# Thermopolies.. Wy



## ColorMike (Dec 12, 2010)

This place stinks... Been here for work for over 3 months... Have gone looking for coyotes.. Have not seen one... I am ready to go to Mile City Mt...


----------



## youngdon (Mar 10, 2010)

Have you been out with any locals ?


----------



## On a call (Mar 3, 2010)

I would guess Dever sees a fair amount of pressure. When I lived there I know I was out shooting. The best action I found was north and east. I called into bottoms and draws. Good luck.

Are you seeing sign ?


----------



## youngdon (Mar 10, 2010)

Where is Dever ? I haven't heard of it ?


----------



## Antlerz22 (Apr 18, 2011)

Maybe Denver?


----------



## ColorMike (Dec 12, 2010)

Yes... I work with a local.. He has been out after work and not seen any Coyotes or Pd,s


----------



## youngdon (Mar 10, 2010)

IDK, I thought that for a moment but the OP was clearly labeled Thermopolis, WY.


----------



## youngdon (Mar 10, 2010)

Use the "Hunt by state" area at the bottom of the main page click on the state and look who has posted from that state, check a map for someone in the general area and send them a PM. many members have their setting set to have a notice sent to their email account. If they can't hook up with you they may be able to send you in the right direction.


----------



## On a call (Mar 3, 2010)

Yeah my mistake and I goofed completely !

Wrong state too I think I better go


----------



## youngdon (Mar 10, 2010)

Take a day and get out on the water, have a few of your families libations and everything will be seen in the proper perspective.


----------



## On a call (Mar 3, 2010)

It was a combination of libations, a long day, and just plain ol tuckered. I show up here to say hi, goof off a little and I become goofy. Life is good however.


----------



## youngdon (Mar 10, 2010)

A long day of libations ?


----------



## On a call (Mar 3, 2010)

A long day of libations and I think I woulslje aha ben typeing lake this.


----------



## hassell (Feb 9, 2010)

On a call said:


> A long day of libations and I think I woulslje aha ben typeing lake this.

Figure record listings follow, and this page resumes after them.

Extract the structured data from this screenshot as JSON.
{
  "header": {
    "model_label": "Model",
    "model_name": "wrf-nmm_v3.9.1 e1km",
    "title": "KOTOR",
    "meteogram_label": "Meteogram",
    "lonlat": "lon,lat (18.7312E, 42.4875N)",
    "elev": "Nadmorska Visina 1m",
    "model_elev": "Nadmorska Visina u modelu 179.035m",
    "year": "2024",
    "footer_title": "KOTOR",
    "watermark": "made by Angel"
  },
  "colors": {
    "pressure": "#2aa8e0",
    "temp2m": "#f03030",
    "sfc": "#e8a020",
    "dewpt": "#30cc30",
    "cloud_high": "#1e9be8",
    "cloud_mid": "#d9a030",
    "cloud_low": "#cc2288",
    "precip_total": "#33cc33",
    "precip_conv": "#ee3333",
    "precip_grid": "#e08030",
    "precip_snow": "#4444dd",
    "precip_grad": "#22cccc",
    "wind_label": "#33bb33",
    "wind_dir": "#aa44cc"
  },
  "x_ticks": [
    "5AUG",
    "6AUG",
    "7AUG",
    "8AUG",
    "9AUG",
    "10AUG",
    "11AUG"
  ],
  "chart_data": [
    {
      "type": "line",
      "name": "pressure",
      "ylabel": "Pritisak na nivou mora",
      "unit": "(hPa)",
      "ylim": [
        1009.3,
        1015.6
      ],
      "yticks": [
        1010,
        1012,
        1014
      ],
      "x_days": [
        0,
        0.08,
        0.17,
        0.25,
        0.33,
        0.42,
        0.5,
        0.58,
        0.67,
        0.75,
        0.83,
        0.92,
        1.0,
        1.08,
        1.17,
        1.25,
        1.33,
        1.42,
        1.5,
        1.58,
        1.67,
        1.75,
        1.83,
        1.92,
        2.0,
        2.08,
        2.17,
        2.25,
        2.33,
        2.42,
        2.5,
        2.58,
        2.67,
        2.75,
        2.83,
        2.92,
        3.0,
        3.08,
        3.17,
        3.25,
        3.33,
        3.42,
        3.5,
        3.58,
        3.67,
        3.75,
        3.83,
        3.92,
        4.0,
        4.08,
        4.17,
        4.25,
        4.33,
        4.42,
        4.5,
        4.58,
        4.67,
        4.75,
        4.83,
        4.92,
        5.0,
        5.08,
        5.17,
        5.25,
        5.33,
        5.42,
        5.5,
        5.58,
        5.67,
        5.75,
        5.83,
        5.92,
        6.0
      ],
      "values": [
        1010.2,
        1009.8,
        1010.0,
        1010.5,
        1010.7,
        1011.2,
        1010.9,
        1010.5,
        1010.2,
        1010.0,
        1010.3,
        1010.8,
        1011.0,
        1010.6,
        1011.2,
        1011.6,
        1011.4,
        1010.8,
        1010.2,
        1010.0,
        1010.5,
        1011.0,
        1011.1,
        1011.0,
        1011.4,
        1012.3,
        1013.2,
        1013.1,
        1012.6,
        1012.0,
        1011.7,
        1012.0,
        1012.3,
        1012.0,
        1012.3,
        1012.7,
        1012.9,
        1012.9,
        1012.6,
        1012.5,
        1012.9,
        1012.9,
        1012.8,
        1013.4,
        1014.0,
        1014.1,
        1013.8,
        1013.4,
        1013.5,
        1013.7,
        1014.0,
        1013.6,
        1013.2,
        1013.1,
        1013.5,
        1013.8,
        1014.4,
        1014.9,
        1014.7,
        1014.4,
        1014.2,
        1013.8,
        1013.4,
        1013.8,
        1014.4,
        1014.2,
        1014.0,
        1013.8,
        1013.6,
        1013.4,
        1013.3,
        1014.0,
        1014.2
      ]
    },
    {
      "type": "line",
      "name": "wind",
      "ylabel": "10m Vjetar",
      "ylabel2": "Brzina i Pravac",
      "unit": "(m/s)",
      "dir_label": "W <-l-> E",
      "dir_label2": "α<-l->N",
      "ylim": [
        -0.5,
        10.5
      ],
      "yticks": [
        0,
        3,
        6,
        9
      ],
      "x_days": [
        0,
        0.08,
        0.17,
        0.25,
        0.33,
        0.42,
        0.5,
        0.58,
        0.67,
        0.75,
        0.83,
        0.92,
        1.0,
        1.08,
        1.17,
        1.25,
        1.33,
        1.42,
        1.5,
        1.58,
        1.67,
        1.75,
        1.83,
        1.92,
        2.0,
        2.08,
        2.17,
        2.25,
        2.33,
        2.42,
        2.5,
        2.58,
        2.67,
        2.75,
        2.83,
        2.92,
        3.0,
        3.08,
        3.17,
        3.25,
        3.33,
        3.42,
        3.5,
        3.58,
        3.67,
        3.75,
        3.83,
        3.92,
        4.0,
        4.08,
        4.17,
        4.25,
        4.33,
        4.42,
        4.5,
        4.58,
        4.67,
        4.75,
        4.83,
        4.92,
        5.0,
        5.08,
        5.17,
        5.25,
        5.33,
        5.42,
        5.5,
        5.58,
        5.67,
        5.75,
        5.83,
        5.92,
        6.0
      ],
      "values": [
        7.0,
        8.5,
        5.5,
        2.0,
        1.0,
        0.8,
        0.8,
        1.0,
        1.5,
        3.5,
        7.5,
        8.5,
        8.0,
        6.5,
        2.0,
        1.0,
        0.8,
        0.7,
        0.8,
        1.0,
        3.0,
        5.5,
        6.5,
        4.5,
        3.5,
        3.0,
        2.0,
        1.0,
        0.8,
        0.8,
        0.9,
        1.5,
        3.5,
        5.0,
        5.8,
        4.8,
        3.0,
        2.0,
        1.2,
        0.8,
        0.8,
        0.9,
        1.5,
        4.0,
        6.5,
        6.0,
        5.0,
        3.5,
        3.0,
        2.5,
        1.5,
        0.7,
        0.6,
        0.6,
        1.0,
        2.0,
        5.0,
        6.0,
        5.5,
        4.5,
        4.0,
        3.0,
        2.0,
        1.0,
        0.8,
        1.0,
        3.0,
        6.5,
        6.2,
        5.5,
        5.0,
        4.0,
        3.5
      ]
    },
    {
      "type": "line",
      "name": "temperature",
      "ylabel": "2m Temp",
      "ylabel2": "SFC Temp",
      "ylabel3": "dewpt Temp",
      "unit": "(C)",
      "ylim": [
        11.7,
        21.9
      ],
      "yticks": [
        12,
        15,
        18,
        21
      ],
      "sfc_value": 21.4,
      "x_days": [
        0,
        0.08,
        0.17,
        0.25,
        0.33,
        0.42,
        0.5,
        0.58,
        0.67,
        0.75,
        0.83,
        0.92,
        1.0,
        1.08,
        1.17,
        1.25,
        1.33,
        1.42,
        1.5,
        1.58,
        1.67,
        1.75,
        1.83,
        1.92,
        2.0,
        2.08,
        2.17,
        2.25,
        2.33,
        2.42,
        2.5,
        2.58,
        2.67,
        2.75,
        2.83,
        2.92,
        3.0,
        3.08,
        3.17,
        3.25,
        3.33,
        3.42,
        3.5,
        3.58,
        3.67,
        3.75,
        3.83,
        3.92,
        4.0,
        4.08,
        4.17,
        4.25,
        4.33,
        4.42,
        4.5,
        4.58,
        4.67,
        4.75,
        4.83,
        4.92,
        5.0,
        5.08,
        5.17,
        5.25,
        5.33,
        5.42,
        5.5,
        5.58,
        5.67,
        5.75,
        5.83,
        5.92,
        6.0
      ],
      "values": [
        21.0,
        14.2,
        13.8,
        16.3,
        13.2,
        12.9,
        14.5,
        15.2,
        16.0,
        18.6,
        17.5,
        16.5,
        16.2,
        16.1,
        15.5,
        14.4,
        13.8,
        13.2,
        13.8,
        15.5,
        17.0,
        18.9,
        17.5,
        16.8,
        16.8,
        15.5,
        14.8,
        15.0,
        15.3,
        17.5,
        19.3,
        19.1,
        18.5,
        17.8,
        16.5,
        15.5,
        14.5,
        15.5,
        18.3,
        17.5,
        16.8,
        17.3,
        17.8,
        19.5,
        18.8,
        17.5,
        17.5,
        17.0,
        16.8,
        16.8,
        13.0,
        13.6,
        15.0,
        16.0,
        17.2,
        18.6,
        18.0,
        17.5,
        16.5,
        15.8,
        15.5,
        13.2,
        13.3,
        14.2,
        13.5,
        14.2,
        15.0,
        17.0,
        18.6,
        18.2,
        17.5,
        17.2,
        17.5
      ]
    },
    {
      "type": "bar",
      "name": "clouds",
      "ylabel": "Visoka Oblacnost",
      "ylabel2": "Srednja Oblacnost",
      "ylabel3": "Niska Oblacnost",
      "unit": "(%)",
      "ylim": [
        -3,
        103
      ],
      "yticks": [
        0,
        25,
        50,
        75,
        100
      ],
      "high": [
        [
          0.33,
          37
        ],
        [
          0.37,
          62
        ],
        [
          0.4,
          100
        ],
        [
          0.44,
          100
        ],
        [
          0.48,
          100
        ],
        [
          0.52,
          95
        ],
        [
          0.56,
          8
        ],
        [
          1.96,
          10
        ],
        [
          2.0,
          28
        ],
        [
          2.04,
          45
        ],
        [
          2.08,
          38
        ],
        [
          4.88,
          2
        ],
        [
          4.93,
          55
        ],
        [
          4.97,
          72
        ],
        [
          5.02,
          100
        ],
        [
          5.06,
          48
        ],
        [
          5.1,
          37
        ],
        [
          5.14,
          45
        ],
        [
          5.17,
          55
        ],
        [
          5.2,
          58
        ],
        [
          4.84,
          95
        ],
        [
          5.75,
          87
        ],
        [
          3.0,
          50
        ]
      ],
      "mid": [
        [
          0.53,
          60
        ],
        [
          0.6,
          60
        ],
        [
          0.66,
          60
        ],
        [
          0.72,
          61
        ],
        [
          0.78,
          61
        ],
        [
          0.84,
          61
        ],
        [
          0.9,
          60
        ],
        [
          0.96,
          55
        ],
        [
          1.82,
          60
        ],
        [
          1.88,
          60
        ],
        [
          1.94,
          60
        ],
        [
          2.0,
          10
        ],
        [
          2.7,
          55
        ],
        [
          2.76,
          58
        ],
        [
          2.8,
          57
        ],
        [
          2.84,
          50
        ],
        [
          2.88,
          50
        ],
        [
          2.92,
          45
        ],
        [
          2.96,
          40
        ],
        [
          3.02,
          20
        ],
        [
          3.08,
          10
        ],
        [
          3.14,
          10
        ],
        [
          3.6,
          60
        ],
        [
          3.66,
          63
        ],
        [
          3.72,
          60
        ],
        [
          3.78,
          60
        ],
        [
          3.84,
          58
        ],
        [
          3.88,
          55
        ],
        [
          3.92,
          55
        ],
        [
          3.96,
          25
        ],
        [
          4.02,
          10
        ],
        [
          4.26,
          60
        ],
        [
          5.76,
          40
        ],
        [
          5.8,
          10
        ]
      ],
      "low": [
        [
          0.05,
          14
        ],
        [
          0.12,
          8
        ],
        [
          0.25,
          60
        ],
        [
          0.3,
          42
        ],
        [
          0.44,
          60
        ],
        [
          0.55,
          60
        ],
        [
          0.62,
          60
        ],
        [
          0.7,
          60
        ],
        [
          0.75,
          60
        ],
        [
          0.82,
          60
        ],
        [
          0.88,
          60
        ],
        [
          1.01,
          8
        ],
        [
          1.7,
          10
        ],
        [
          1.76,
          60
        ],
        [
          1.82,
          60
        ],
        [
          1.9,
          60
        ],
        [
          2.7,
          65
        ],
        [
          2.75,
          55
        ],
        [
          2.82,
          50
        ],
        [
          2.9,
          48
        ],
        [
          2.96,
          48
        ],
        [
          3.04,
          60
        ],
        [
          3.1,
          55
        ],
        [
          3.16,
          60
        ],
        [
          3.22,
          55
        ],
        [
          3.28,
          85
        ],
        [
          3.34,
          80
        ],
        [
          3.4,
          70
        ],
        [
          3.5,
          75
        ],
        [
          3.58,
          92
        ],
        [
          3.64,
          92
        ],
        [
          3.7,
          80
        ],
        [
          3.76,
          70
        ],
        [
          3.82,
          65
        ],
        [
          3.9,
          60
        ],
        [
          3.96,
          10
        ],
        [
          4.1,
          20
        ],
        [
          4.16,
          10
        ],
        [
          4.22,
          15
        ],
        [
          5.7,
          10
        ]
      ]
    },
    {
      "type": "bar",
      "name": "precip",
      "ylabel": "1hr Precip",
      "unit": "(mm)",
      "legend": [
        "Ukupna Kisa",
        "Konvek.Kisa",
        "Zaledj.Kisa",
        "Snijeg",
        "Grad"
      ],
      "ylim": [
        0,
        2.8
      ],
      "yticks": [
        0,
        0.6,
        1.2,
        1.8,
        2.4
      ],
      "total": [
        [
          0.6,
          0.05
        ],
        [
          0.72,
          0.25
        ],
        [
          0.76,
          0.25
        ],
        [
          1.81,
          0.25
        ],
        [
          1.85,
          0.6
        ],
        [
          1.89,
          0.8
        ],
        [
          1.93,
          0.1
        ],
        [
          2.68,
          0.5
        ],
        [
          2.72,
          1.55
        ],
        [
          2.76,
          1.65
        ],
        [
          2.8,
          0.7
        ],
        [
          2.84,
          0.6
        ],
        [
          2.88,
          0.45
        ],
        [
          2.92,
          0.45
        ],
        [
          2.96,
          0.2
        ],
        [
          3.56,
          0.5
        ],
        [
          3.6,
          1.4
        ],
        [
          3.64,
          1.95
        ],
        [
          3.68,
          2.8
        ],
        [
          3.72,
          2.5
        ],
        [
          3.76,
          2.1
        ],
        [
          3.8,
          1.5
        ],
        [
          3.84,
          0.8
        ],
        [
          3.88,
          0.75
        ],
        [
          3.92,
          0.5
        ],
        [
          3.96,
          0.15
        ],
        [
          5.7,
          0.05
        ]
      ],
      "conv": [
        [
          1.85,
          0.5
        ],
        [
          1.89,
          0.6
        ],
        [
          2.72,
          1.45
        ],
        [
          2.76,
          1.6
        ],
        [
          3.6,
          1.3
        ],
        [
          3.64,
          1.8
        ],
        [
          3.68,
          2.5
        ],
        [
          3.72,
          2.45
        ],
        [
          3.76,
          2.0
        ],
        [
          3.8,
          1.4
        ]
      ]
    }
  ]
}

Now that makes more sense!!


----------



## JTKillough (May 4, 2010)

Looks like we need to send Onacall in for a random!.... Back to Thermopolis,Wyoming, I've never hunted there, but seems to me there is bound to be coyotes somewheres around the area. Wyoming in general is considered a coyote hot spot. Maybe you need to branch out and hit places farther away. The Red Desert area around Baggs is supposed to be over-run with coyote.


----------